# Bucking the trend. Omega C700 enlarger, can I put a 80mm lens on it to work with 4x5, or 6x6?



## Luna44 (Jan 12, 2018)

Hello.  I have experience working in a darkroom.  Granted most my experience is with 35mm.  I recently started shooting 120mm.  I would like to be able to print 6x 6.  I know you need a 75 or 80 mm enlarger lens to do so.  My question is what is required to switch the lens out to a higher mm?  
I've never done this.  Do I need a lens board plus the lens? or a lens mount?  Do all Omega use the same type of lens mount?  I also have a Rollie 6x 7 enlarger that is medium format 6x 7.   The supplies for Rollie enlargers seem limited though?  If anyone can help me understand how all this works I would be thankful.


----------



## pendennis (Jan 12, 2018)

You'll need a lens which covers the same format as the negative, i.e. a 6x6 negative needs a 80mm lens, and a 6x7 needs a 90mm lens; and of course, the proper negative carriers.


----------



## Luna44 (Jan 12, 2018)

I assume the Rollie 6 x7 has an 80 mm lens in it. My question is about what you need to change out the lens? It came with what I think are lens boards? Black metal plates with threaded holes in them. Just need some advice on how to shop for enlarger lenses. Found a 6 x 6 negative carriers for the Rollie.


----------



## webestang64 (Jan 12, 2018)

Luna44 said:


> Black metal plates with threaded holes in them.
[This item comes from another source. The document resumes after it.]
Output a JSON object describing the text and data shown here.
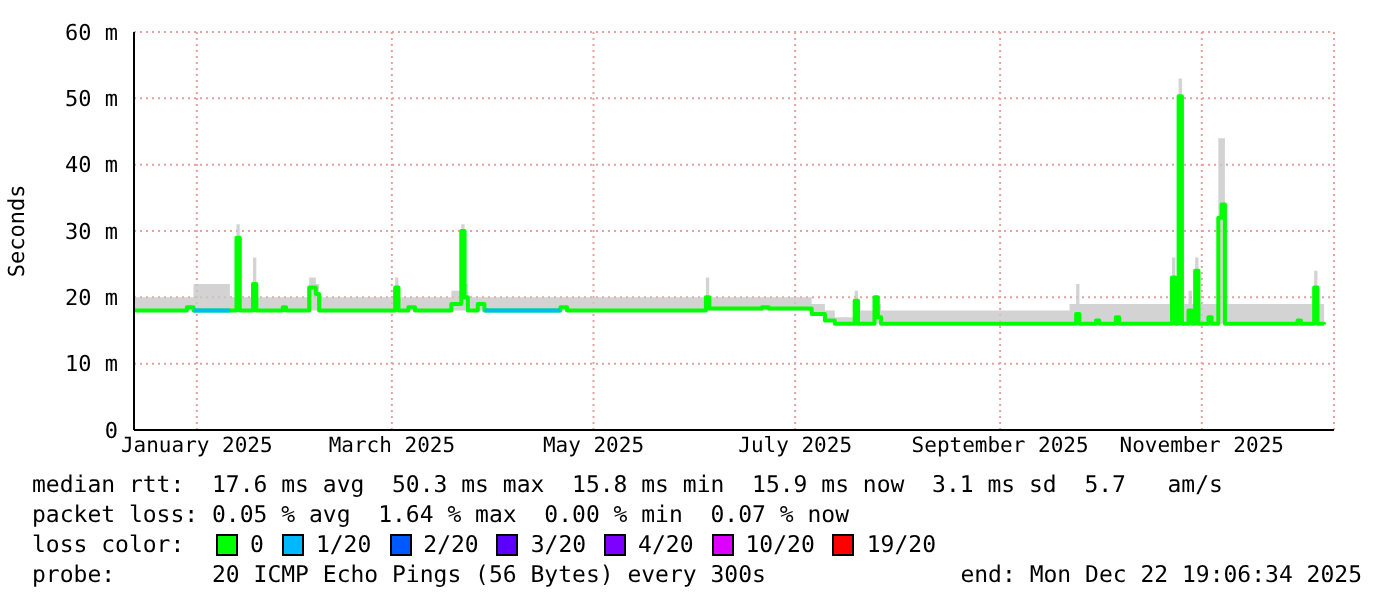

All my lenses have a 39mm tread, yours should as well. Some of my lens board have threads and some I use a thread ring. So if you need to change the lens just unscrew one off and screw the other on.
I have a every lens mounted on it's own board to make switching easy.
I have the following lenses sizes (All Rodenstock and a few Nikkor's).
25mm-for half frames or 110, 50mm-for 35mm, 80mm-for 645,6x6, 105mm 6x7,8,9, 135mm-for 4x5.

Omega C700 instructions..... http://www.jollinger.com/photo/cam-coll/manuals/enlargers/omega/C-700 Condenser and Dichro.pdf


----------



## 480sparky (Jan 12, 2018)

Rule of thumb:  Whatever is a 'normal' or 'standard' lens for the format of film you're shooting, that's the focal length recommended for use on the enlarger.


----------



## ac12 (Jan 13, 2018)

Find a manual (paper or PDF) for your enlargers, without a manual you are working blind.
The manual should tell you about mounting the lens.

Many Omegas use a lens board, but I don't know if the C700 does.
If it does, you can either get a board for each lens (what most of us do), or swap the lens on the board (more of a bother and hassle).

The C700 is a 6x7 enlarger, so you cannot enlarge a 4x5 negative with it.


----------



## webestang64 (Jan 13, 2018)

ac12 said:


> Many Omegas use a lens board, but I don't know if the C700 does.



It does not....   http://www.jollinger.com/photo/cam-coll/manuals/enlargers/omega/C-700 Condenser and Dichro.pdf


----------



## ac12 (Jan 13, 2018)

webestang64 said:


> ac12 said:
> 
> 
> > Many Omegas use a lens board, but I don't know if the C700 does.
> ...



Bummer
That makes it more of a hassle to switch formats.


----------



## compur (Jan 13, 2018)

Luna44 said:


> I recently started shooting 120mm.



Just to help clarify any possible misunderstanding:

120 film is not 120mm film and has no 120mm dimension. The “120” is just a number that Kodak assigned the film when it was introduced. It's closer to 60mm or 61mm in actual width. It's just referred to as "120 film."


----------



## Luna44 (Jan 14, 2018)

compur said:


> Luna44 said:
> 
> 
> > I recently started shooting 120mm.
> ...


----------



## Luna44 (Jan 15, 2018)

thank you for the clarification.  I will be more careful about how i describe things.


----------